I consumatori statunitensi ne stanno già avvertendo gli effetti alla pompa di benzina. Mercoledì, il costo medio della benzina negli Stati Uniti era di 3,58 dollari al gallone, rispetto ai circa 3 dollari al gallone prima della guerra, secondo i dati della AAA.
Mentre i prezzi del petrolio sono diminuiti negli ultimi due giorni dopo aver raggiunto oltre 100 dollari al barile, gli esperti dicono che lo sono anche i prezzi del gas difficilmente cadrà ai livelli a cui erano prima dell’inizio della guerra. Ciò è in parte dovuto a fattori stagionali che fanno aumentare i prezzi del gas nei mesi più caldi, secondo Patrick De Haan, esperto di petrolio di GasBuddy.
I prezzi del gas potrebbero stabilizzarsi tra 3,55 e 3,65 dollari prima di scendere gradualmente a circa 3,25 dollari nel prossimo mese, ha detto De Haan.
L’aumento del costo del petrolio ha implicazioni più ampie per l’economia e i consumatori statunitensi oltre la pompa di benzina.
“Avrà effetti a catena su un’ampia gamma di beni che gli americani avvertiranno nei prossimi mesi”, ha affermato Ian Bremmer, fondatore di Eurasia Group, una società di ricerca e consulenza sul rischio politico globale.
Lo Stretto di Hormuz è anche un canale chiave per i fertilizzanti e altri input dell’industria agricola e, a seconda di quanto tempo rimarrà effettivamente chiuso, anche i prezzi dei prodotti alimentari negli Stati Uniti potrebbero iniziare a salire, ha aggiunto Bremmer.
Cosa dicono gli esperti
È improbabile che i dati sull’inflazione di febbraio attirino l’attenzione degli investitori, date le pressioni inflazionistiche emerse a marzo con l’aumento dei prezzi del petrolio, ha affermato Adam Crisafulli, capo di Vital Knowledge.
“La gente aspetterà di vedere come il petrolio influenzerà l’inflazione nei prossimi mesi”, ha detto, aggiungendo che gli investitori monitoreranno come l’aumento dei prezzi dell’energia si estende potenzialmente ad altre categorie come la plastica, che è un prodotto derivato dal petrolio.
La pressione inflazionistica derivante dalla guerra con l’Iran potrebbe anche cambiare i calcoli della Federal Reserve, che valuta quando tagliare i tassi di interesse.
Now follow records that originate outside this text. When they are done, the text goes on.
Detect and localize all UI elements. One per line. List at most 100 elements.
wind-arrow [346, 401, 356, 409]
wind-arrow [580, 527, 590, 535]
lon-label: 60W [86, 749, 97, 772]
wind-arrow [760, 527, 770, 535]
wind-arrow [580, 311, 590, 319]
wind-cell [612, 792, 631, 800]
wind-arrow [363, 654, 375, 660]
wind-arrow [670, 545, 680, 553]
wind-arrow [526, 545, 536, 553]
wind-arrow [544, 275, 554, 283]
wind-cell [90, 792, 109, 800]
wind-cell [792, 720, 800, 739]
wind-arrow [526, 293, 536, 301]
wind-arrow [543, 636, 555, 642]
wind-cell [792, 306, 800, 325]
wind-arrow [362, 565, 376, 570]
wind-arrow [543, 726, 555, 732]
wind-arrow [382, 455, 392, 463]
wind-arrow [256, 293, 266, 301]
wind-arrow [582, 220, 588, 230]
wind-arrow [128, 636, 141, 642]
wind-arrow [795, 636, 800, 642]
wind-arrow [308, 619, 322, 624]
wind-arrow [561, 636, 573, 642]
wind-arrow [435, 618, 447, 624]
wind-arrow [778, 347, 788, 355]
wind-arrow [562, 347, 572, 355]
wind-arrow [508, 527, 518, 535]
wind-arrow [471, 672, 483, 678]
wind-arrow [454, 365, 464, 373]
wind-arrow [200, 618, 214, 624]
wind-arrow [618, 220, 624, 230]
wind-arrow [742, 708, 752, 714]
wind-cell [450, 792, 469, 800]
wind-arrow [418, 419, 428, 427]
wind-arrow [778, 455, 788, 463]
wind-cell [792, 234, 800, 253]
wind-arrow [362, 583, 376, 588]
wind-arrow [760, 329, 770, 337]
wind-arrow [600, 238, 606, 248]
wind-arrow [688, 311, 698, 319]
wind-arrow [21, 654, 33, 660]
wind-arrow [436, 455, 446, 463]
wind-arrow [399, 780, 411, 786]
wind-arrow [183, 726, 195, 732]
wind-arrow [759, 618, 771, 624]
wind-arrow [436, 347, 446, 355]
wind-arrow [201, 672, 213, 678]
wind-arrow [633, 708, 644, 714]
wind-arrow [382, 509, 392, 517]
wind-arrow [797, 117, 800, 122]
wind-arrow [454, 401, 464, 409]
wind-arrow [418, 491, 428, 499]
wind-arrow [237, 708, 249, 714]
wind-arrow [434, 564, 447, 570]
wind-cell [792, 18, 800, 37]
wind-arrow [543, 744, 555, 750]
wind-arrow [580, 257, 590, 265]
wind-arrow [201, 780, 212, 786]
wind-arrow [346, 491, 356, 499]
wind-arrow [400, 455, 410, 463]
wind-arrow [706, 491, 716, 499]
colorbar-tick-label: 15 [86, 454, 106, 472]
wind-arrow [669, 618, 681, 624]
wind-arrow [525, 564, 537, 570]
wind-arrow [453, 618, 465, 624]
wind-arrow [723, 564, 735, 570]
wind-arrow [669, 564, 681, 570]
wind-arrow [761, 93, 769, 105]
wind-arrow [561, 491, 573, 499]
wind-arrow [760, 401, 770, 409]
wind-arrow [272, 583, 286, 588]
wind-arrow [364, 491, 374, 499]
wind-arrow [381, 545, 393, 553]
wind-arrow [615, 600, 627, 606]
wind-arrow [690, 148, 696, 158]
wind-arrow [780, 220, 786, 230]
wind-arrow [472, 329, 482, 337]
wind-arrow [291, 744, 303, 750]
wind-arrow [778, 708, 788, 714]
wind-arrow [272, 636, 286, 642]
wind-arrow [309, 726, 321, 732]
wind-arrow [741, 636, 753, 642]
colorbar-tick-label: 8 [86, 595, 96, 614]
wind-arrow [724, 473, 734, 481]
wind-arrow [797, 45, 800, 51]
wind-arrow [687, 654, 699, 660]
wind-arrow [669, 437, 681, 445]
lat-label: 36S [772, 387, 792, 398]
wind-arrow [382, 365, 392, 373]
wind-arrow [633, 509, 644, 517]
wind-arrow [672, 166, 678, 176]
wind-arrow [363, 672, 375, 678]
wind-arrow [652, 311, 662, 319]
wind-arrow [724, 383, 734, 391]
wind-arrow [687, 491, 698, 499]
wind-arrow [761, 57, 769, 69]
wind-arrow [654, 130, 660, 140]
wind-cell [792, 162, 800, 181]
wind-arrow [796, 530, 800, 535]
I mercati stanno ora scontando un altro taglio dei tassi non prima di luglio o settembre, dicono gli analisti.
La Fed prenderà la prossima decisione sul taglio dei tassi il 18 marzo.
“Si presume generalmente – e siamo d’accordo – che la Fed verrà ritardata ancora per un po’ di tempo, in attesa di vedere se le aspettative di inflazione aumenteranno e si radicaranno, o se tutto tornerà al punto in cui era prima delle operazioni militari in Medio Oriente”, ha detto Chris Zaccarelli, chief investment officer di Northlight Asset Management, in una e-mail.
La banca centrale ha il compito di mantenere bassa l’inflazione promuovendo al tempo stesso la piena occupazione. Il rapporto sull’occupazione del mese scorso ha mostrato l’economia 92.000 posti di lavoro persiil che potrebbe rafforzare le argomentazioni a favore dei tagli dei tassi.
Tuttavia, il taglio dei tassi di interesse potrebbe stimolare maggiori pressioni inflazionistiche, nonché l’aumento dei prezzi del gas e del petrolio.
Il rischio di un aumento dei prezzi del petrolio “si traduce in una Fed che rimarrà cauta nel tagliare i tassi di interesse”, ha detto in una e-mail Ellen Zentner, capo stratega economica della Morgan Stanley Wealth Management.